Потом он рассказал, как служба опеки взяла под наблюдение грузовики «Шоу-стройкопмлекта». Все на первый взгляд понятно, однако же ж в один момент приборы засекли на одном тонаре высокую радиацию. Сначала думали, что перевозка редких элементов — урана, например, но потом эксперты с высокой вероятностью определили «греческий огонь». Все в шоке! Поставили в известность министерство, стали ждать указаний. А тут звонит Хельмут и сообщает: груз с бомбой следует в город. Не на полигон, не к чертовой матери куда подальше, а к жилым массивам. Кассин берет ответственность. Он принимает решение — задержать. Брать обслугу, по необходимости стрелять на поражение, фура не должна заехать в город! Операцию провели. Грязная бомба в фургоне. Эксперты установили потом, там площадь поражения ой-ей-ёй! А в навигаторе — микрорайон «Победа», там все кучно: жилье, школа, больницы, концертная площадка, магазины. Если бы рвануло… И что любопытно, Алек, что любопытно пятеро работников той фирмы сопровождали «греческий огонь», знаешь, как они выглядели? Босые! С ленточками в волосах! Понимаешь, что это значит?
Я понимаю, как не понять? Босоногие парни оставляют под камерами свой грузовик. Потом — взрыв. Запись предъявляют обществу, там отчетливо видно, как чедры с ленточками сообразили теракт, это уже нападение, и народ в едином порыве просит у президента очередной войны. Только теперь уже ядерной.
— Тоже что ли коньячку дерябнуть? — вопрошает Хельмут.
— Ты за рулем.
— Когда это останавливало? Мы с мотоциклом друг друга понимаем…
Входит Николай Анатольевич в сопровождении мрачного офицера, сияющего погонами.
— Это следователь Петерс, а это — тот самый Шэлтер, оказавший неоценимую помощь в поимке преступной группы, — Кассин сияет ярче погон, окон и лампы.

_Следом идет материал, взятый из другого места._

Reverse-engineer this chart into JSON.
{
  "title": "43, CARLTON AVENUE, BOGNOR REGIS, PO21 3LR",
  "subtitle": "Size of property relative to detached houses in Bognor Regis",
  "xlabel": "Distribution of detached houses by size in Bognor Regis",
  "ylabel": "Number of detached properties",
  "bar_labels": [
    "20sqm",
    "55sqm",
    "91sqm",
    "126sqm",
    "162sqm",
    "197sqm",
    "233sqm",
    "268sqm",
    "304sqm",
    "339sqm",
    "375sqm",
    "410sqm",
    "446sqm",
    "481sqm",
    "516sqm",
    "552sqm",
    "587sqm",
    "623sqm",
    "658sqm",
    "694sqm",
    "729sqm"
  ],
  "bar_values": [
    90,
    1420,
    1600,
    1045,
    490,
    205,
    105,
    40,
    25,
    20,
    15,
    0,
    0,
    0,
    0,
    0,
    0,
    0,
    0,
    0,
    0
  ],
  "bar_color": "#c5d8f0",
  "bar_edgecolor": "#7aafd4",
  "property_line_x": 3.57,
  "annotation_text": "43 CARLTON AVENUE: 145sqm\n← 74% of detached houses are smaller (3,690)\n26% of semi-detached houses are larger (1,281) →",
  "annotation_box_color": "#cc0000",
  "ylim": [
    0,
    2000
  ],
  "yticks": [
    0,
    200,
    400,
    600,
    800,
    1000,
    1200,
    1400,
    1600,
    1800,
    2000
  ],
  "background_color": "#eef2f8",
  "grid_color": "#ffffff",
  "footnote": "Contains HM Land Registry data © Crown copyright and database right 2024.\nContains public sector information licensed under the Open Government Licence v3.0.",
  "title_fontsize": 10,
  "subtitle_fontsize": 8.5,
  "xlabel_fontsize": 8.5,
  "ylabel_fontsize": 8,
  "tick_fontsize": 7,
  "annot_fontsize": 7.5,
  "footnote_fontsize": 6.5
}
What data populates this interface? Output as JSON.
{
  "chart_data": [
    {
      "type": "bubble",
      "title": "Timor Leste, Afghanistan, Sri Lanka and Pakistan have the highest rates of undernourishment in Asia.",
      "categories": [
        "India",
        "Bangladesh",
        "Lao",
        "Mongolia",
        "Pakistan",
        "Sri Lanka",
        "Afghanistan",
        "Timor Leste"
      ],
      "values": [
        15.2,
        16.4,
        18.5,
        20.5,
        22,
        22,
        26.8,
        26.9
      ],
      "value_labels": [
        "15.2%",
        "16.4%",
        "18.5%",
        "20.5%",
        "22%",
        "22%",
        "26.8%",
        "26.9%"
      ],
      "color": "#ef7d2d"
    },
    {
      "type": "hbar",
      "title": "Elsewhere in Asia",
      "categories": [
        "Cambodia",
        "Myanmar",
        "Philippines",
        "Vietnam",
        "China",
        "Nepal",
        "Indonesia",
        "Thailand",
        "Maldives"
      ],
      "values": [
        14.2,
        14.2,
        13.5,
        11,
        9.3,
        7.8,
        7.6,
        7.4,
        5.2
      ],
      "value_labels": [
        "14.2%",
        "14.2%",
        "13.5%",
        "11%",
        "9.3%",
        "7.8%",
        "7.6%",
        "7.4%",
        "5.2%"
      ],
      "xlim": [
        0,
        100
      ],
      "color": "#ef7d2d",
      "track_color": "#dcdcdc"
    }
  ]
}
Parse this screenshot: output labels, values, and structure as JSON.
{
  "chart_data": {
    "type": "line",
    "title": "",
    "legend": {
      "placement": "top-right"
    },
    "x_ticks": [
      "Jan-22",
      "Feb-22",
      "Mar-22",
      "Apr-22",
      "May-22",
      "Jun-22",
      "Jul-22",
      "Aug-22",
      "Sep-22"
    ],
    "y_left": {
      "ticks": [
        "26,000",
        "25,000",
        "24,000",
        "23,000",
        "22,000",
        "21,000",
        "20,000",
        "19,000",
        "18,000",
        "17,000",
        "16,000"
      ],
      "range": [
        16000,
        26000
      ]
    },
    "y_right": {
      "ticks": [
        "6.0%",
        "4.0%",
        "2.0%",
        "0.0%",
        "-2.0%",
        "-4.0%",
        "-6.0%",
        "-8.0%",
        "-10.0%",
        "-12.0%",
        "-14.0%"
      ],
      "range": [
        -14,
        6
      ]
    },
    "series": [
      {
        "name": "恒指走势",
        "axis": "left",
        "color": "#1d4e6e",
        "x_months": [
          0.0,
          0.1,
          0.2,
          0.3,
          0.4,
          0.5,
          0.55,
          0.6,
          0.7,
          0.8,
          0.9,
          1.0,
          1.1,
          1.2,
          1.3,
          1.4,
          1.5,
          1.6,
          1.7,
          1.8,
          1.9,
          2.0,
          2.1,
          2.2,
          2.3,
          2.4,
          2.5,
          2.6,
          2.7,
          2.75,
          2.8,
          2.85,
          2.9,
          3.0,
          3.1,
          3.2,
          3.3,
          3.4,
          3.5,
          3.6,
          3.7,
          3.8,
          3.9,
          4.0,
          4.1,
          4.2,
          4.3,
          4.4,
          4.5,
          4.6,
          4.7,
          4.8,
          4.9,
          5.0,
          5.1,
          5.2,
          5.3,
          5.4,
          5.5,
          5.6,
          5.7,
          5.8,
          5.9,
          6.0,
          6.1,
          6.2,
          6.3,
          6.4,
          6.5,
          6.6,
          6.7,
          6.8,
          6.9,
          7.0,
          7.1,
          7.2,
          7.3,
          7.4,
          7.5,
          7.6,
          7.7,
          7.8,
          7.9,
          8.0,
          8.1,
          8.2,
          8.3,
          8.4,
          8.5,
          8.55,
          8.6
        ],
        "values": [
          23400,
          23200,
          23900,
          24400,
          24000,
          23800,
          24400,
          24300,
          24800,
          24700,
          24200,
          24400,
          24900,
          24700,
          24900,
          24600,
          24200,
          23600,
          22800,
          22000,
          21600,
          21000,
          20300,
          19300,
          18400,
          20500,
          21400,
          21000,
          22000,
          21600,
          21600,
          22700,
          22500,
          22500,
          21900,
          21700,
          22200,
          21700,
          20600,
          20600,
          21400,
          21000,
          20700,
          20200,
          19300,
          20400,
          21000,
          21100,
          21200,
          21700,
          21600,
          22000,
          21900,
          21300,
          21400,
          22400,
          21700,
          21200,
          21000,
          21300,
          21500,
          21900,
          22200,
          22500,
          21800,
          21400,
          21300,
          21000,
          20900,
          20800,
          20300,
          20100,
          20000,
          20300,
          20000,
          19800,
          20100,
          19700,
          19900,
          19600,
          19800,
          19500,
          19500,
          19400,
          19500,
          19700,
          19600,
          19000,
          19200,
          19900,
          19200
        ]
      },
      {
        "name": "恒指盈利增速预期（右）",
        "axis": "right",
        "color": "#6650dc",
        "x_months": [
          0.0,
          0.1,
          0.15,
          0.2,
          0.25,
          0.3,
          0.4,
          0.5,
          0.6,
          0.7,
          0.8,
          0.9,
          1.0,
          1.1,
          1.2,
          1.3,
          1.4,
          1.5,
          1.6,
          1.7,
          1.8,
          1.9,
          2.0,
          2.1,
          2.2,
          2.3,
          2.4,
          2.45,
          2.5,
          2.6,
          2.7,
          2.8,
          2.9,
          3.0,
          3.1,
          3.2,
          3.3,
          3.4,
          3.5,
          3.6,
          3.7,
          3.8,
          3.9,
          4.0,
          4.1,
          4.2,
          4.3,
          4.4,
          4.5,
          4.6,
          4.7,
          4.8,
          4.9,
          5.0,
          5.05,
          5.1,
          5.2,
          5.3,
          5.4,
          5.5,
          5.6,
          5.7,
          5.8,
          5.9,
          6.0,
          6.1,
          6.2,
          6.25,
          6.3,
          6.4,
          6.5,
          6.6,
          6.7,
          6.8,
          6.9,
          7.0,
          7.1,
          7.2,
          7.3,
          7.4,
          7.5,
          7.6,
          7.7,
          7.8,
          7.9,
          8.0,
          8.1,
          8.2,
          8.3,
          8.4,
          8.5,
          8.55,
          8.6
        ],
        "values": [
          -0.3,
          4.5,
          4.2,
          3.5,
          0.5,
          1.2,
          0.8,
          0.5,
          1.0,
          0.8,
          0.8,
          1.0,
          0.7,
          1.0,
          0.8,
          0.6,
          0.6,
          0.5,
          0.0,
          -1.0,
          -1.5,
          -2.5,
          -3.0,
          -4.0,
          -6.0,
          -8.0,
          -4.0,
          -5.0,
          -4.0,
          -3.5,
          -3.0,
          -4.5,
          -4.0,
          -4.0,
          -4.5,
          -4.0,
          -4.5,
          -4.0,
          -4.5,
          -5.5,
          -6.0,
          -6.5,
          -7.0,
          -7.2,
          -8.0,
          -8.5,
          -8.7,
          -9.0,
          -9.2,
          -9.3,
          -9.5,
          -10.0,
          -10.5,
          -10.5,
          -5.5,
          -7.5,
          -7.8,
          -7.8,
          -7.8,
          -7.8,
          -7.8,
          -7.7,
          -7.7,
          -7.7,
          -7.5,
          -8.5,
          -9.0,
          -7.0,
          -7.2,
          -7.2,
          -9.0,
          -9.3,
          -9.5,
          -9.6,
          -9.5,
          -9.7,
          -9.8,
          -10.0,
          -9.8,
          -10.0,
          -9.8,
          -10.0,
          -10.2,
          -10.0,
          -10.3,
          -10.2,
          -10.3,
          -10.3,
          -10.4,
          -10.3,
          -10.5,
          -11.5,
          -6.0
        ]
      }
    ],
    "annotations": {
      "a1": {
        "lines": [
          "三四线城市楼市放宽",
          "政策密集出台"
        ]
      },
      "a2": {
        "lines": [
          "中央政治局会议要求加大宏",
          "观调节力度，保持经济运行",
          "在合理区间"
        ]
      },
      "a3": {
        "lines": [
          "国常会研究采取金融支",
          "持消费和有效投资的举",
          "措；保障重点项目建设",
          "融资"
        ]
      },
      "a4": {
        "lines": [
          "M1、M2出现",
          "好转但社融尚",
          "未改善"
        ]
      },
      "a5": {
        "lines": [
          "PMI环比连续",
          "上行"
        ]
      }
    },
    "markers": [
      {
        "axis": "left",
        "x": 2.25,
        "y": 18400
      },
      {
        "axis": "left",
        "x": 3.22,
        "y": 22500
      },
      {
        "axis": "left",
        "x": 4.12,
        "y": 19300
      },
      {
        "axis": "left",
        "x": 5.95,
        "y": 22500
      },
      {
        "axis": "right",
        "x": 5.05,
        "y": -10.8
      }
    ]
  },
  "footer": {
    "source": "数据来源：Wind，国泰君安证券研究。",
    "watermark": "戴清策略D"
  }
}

Петерс сел за приставной столик, положил перед собой аппаратуру и пригласил:
— Подходите, сожитель Шэлтер.
— Зачем?
— Будем оформлять заявление.
— Какое заявление?
— О похищении.
— Что вы? Не было никакого похищения. В чем вопрос, не понимаю. Никаких заявлений подавать не собираюсь.
Все трое довольно долго сверлили меня взглядами, потом Петерс аккуратно собрал камеры-диктофоны.
— Вы тут между собой договоритесь сначала, — сказал он и пошел к выходу. — Я у себя.